Organophosphorus (OP) nerve agents and pesticides are a human health and terrorism threat. There are not currently safe, non-sedating antidotes that can be deployed in mass casualty situations. In collaboration with partners at the U.S Army Medical Research Institute of Chemical Defense (USAMRICD) and the Weizmann Institute, we have extensively explored the use of variants of the human serum hydrolase paraoxonase I (PON1) as a possible OP intoxication treatment. Our work has focused on the expression, pharmacokinetics, and mechanism of PON1. Work to broaden the activity of PON1 to other types of OP substrates continues.

We have more recently also focused on a variety of approaches to control the pharmacokinetics of PON1 and another candidate therapeutic enzyme organophosphorus hydrolase (OPH), delivered by different routes of administration, in collaboration with investigators at Wake Forest, Southwest Research Institute (SwRI), and USAMRICD.

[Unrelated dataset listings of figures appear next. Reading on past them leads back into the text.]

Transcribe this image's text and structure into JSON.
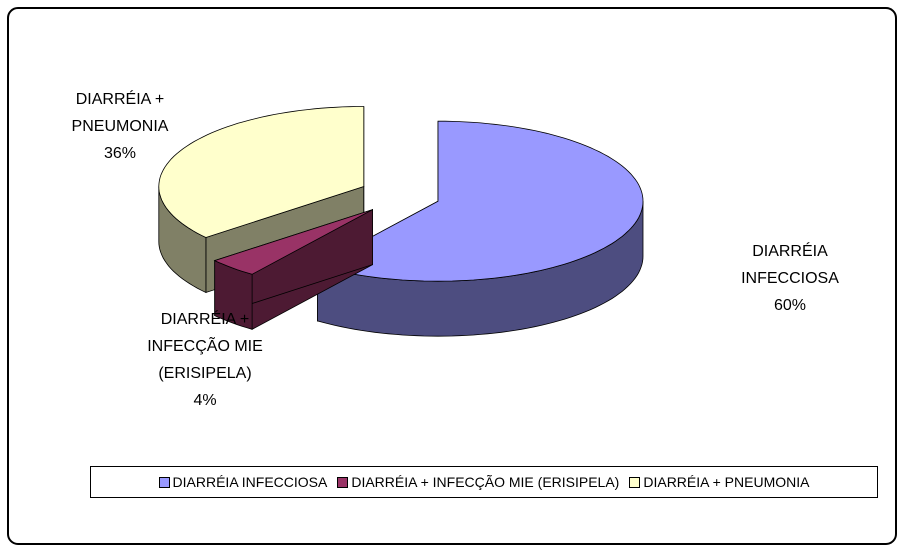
{
  "chart_data": {
    "type": "pie3d",
    "categories": [
      "DIARRÉIA INFECCIOSA",
      "DIARRÉIA + INFECÇÃO MIE (ERISIPELA)",
      "DIARRÉIA + PNEUMONIA"
    ],
    "values": [
      60,
      4,
      36
    ],
    "value_labels": [
      "60%",
      "4%",
      "36%"
    ],
    "colors": [
      "#9999ff",
      "#993366",
      "#ffffcc"
    ],
    "legend": "bottom"
  }
}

antibody engineering and cancer targeting

In collaboration with a group of surgical oncologists, pathologists, and radiologists at the OSUCCC – James, we have engineered highly stable antibody fragments targeting an adenocarcinoma-specific cancer marker, TAG-72. A major focus of the work has been in creating variants through chemical modification or linker engineering that have serum lifetimes that match the process of care for diagnostic, imaging, and therapeutic applications. Along the way, we have discovered surprising differences in linker length-oligomeric composition relationships from what has been previously reported.

Our current work is focused on expanding the use of this antibody fragment platform for other diagnostic applications, therapeutic effects, and possible intracellular functions.

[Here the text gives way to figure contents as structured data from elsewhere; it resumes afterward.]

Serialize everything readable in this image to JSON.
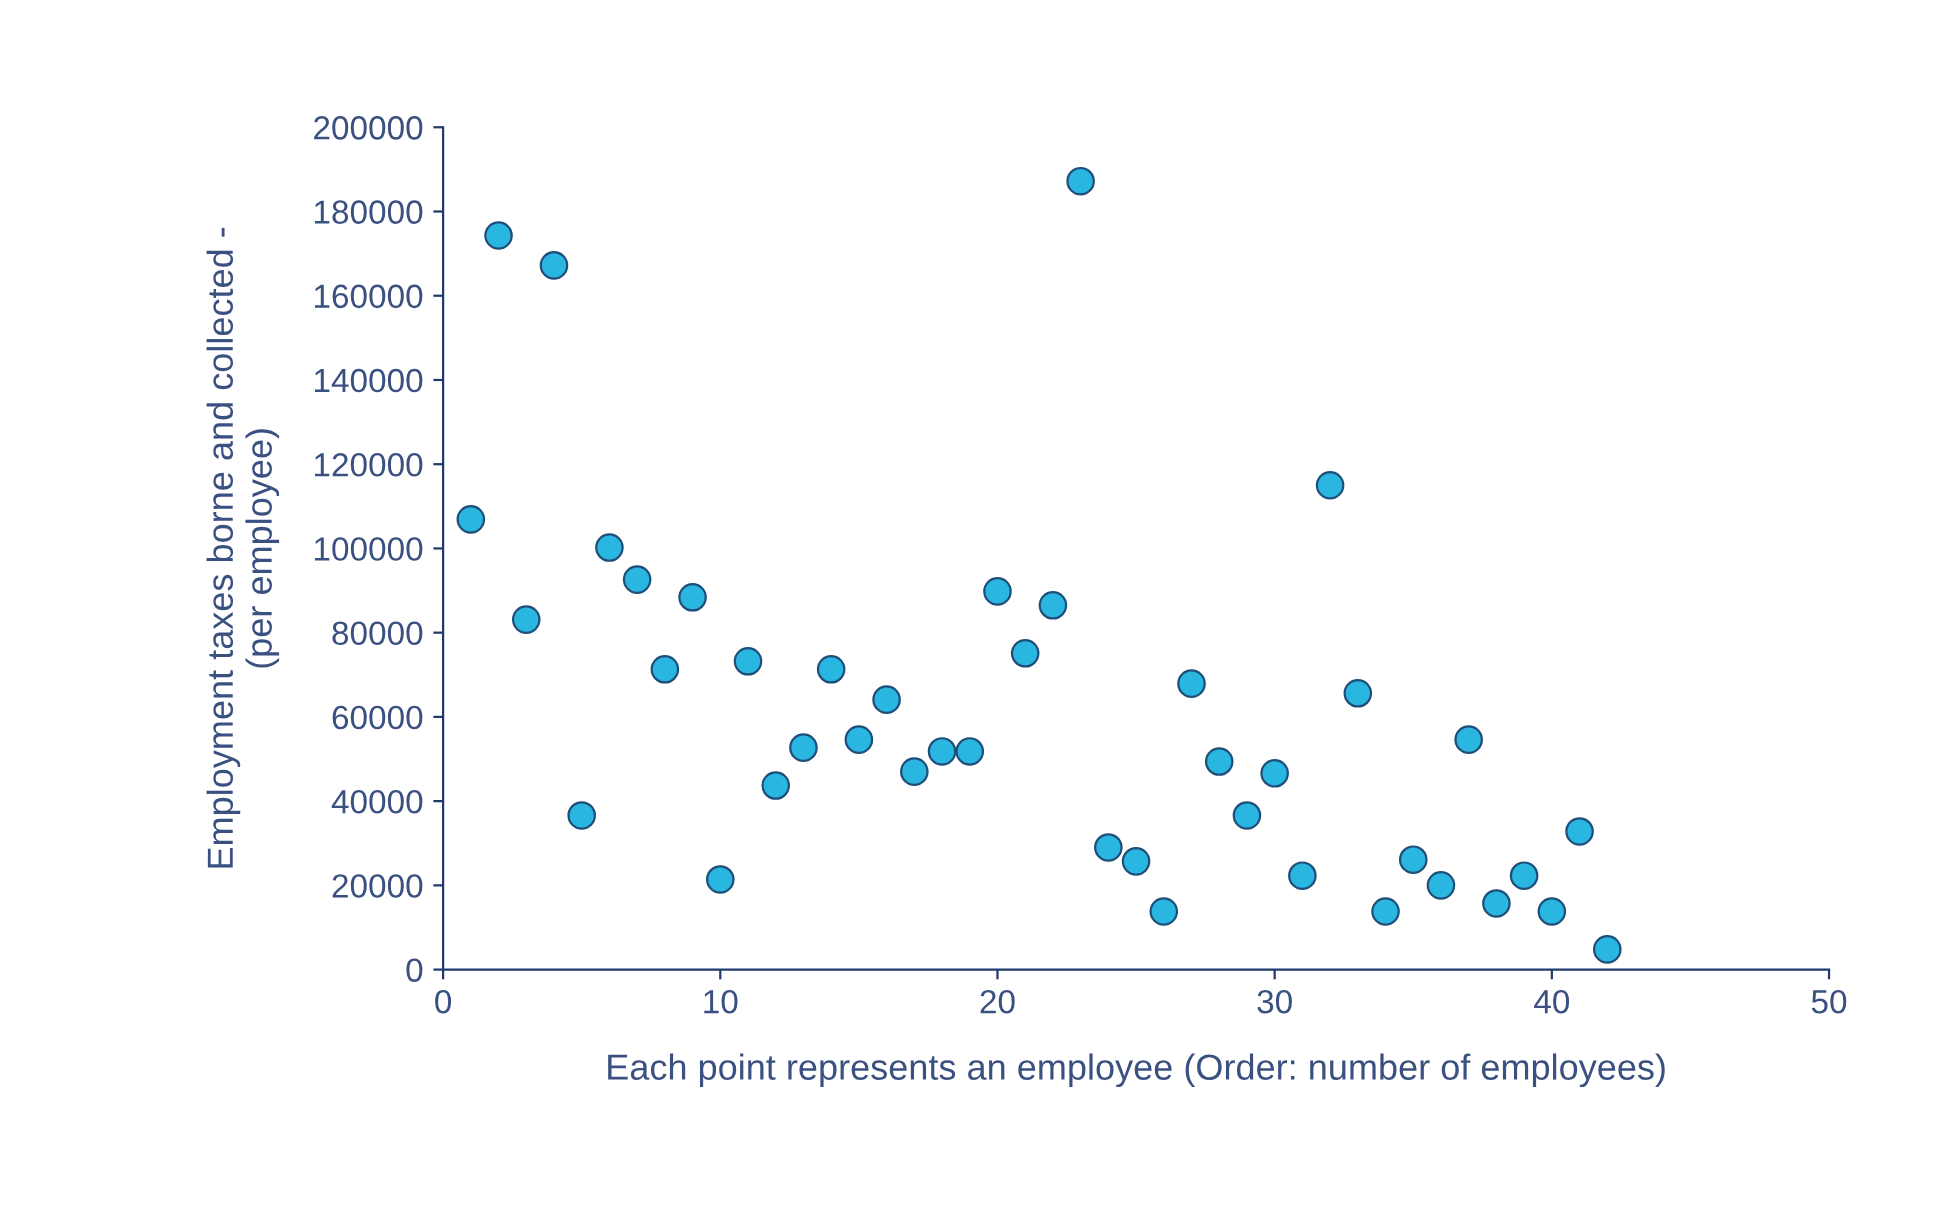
{
  "chart_data": {
    "type": "scatter",
    "xlabel": "Each point represents an employee (Order: number of employees)",
    "ylabel": "Employment taxes borne and collected -\n(per employee)",
    "x": [
      1,
      2,
      3,
      4,
      5,
      6,
      7,
      8,
      9,
      10,
      11,
      12,
      13,
      14,
      15,
      16,
      17,
      18,
      19,
      20,
      21,
      22,
      23,
      24,
      25,
      26,
      27,
      28,
      29,
      30,
      31,
      32,
      33,
      34,
      35,
      36,
      37,
      38,
      39,
      40,
      41,
      42
    ],
    "series": [
      {
        "color": "#29b6e0",
        "values": [
          106900,
          174300,
          83100,
          167200,
          36600,
          100200,
          92600,
          71300,
          88400,
          21400,
          73200,
          43700,
          52700,
          71300,
          54600,
          64100,
          47000,
          51800,
          51800,
          89800,
          75100,
          86500,
          187200,
          29000,
          25700,
          13800,
          67900,
          49400,
          36600,
          46600,
          22300,
          115000,
          65600,
          13800,
          26100,
          20000,
          54600,
          15700,
          22300,
          13800,
          32800,
          4800
        ]
      }
    ],
    "xlim": [
      0,
      50
    ],
    "xticks": [
      0,
      10,
      20,
      30,
      40,
      50
    ],
    "ylim": [
      0,
      200000
    ],
    "yticks": [
      0,
      20000,
      40000,
      60000,
      80000,
      100000,
      120000,
      140000,
      160000,
      180000,
      200000
    ],
    "marker": "circle",
    "grid": false,
    "legend": false
  }
}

This work has been supported in part by Enlyton, Ltd., which has licensed intellectual property developed in the Magliery lab from OSU. Magliery is an officer in the company and a shareholder. Enlyton, Ltd., is a Columbus-based start-up that is partially owned by OSU.

immunomodulation and the notch signaling pathway

In collaboration with David Carbone and Mikhail Dikov at the OSUCCC – James, and in partnership withe the Drug Development Institute there, we are exploring the use of engineered monovalent and polyvalent variants of Notch signalling pathway ligands to inhibit or activate immune responses. These agents potentially represent unique pharmacological approaches to automimmune disease and cancer immunotherapy, as well as tool compounds to dissect the complex biology of the Notch pathway.